The Ray dashboard contains information about various aspects of your cluster as its running, including information about actors, nodes, logs, memory-use, etc. However, one thing it currently lacks is information about Ray tasks. Currently, you can see tasks that are executing right now on a given worker, but no aggregate information about what tasks have run, task throughput, task lineage, etc.
We want to address this by adding more information about tasks to the dashboard. There are some metrics that we’re planning to track and expose on a per-task-name basis:
- Number executed (counter) - Number of a given task
name
that have been executed - Number currently executing (gauge) - The number of tasks currently executing in the cluster
- Task queue time (histogram) - The amount of time a task spends between a task spec being submitted to a local raylet for scheduling and a worker being leased for the task
- Task execution time (histogram) - The amount of time a task spends between a worker being leased for a given task spec and the execution of the task completing
In addition, we’ve had requests to add task lineage–the ability to see what tasks are generating what other tasks, and thus to see where bottle-necks in one’s program may lie.

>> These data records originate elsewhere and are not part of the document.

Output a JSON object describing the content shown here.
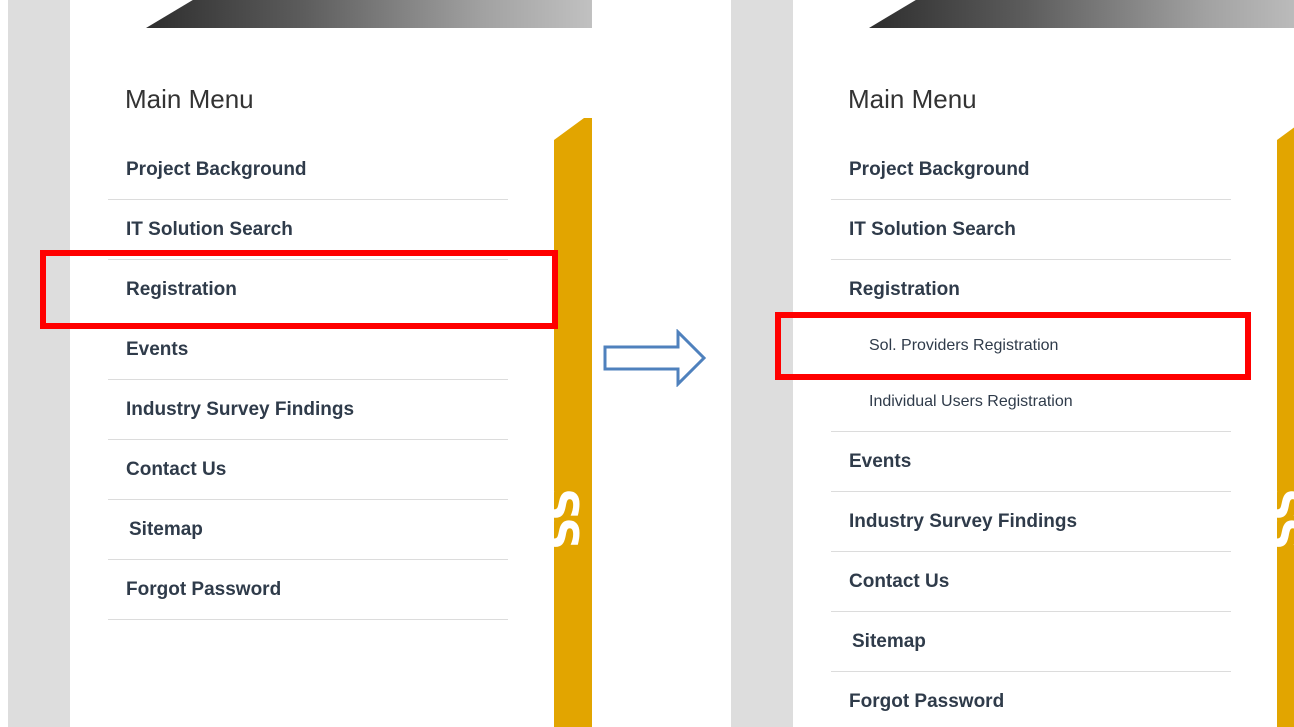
{
  "left_panel": {
    "title": "Main Menu",
    "items": [
      {
        "label": "Project Background"
      },
      {
        "label": "IT Solution Search"
      },
      {
        "label": "Registration"
      },
      {
        "label": "Events"
      },
      {
        "label": "Industry Survey Findings"
      },
      {
        "label": "Contact Us"
      },
      {
        "label": "Sitemap"
      },
      {
        "label": "Forgot Password"
      }
    ]
  },
  "right_panel": {
    "title": "Main Menu",
    "items": [
      {
        "label": "Project Background"
      },
      {
        "label": "IT Solution Search"
      },
      {
        "label": "Registration"
      },
      {
        "label": "Events"
      },
      {
        "label": "Industry Survey Findings"
      },
      {
        "label": "Contact Us"
      },
      {
        "label": "Sitemap"
      },
      {
        "label": "Forgot Password"
      }
    ],
    "registration_submenu": [
      {
        "label": "Sol. Providers Registration"
      },
      {
        "label": "Individual Users Registration"
      }
    ]
  },
  "colors": {
    "highlight": "#ff0000",
    "arrow": "#4f81bd",
    "accent_band": "#e2a500",
    "side_strip": "#dddddd"
  },
  "icons": {
    "transition": "right-arrow-icon"
  }
}
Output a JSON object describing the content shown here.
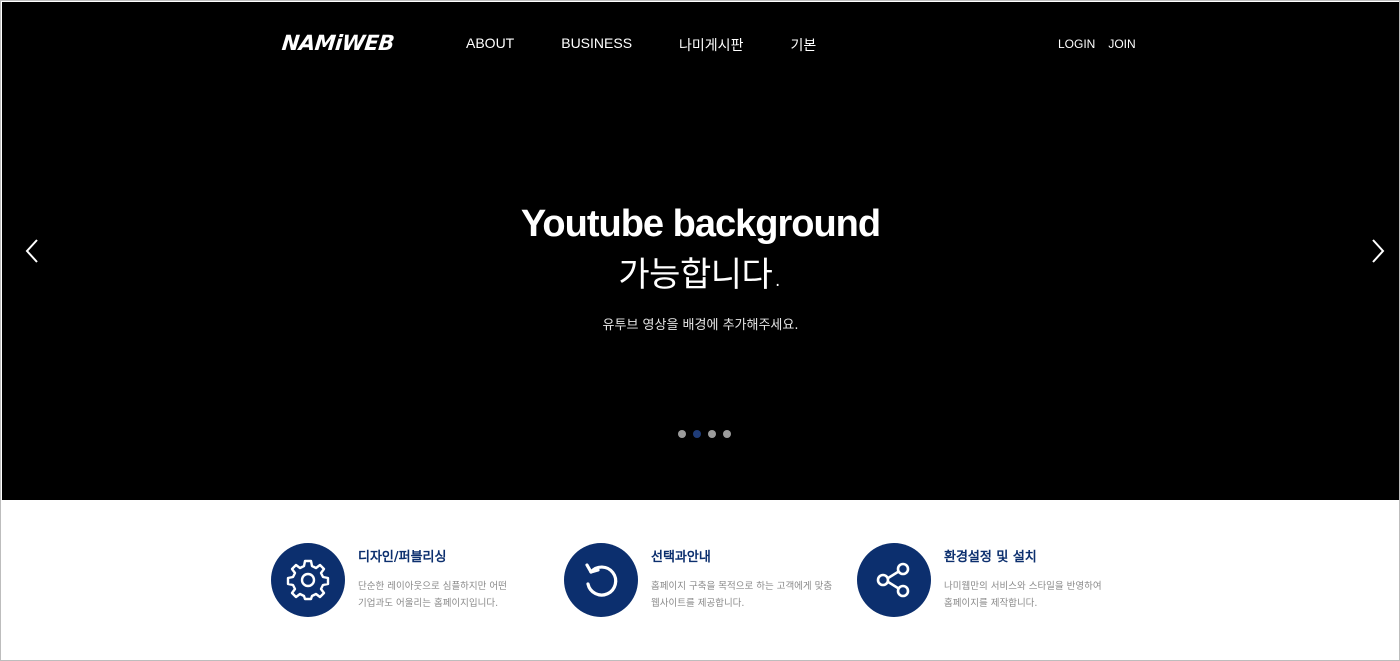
{
  "header": {
    "logo": "NAMiWEB",
    "nav": [
      "ABOUT",
      "BUSINESS",
      "나미게시판",
      "기본"
    ],
    "util": {
      "login": "LOGIN",
      "join": "JOIN"
    }
  },
  "hero": {
    "headline": "Youtube background",
    "headline_sub": "가능합니다.",
    "description": "유투브 영상을 배경에 추가해주세요.",
    "slide_count": 4,
    "active_slide": 2
  },
  "features": [
    {
      "icon": "gear-icon",
      "title": "디자인/퍼블리싱",
      "desc_line1": "단순한 레이아웃으로 심플하지만 어떤",
      "desc_line2": "기업과도 어울리는 홈페이지입니다."
    },
    {
      "icon": "refresh-icon",
      "title": "선택과안내",
      "desc_line1": "홈페이지 구축을 목적으로 하는 고객에게 맞춤",
      "desc_line2": "웹사이트를 제공합니다."
    },
    {
      "icon": "share-icon",
      "title": "환경설정 및 설치",
      "desc_line1": "나미웹만의 서비스와 스타일을 반영하여",
      "desc_line2": "홈페이지를 제작합니다."
    }
  ],
  "colors": {
    "hero_bg": "#000000",
    "accent": "#0c2f6e",
    "dot_inactive": "#9b9b9b",
    "dot_active": "#1f3c78"
  }
}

Given the number of fine-grained tasks that may execute in a Ray cluster, there would need to be a way to drill down based on, for example, job. It also may be most useful for longer-running tasks.
Ultimately, I’d like to use this post as a place to discuss:
- What other task stats, if any, people would like to see in a tabular view. What questions would you like these stats to answer?
- Feedback on the idea of displaying a task graph. If you find the idea useful, I’d really appreciate it if you could take some time to describe how you’d like to use it and what you would like to accomplish.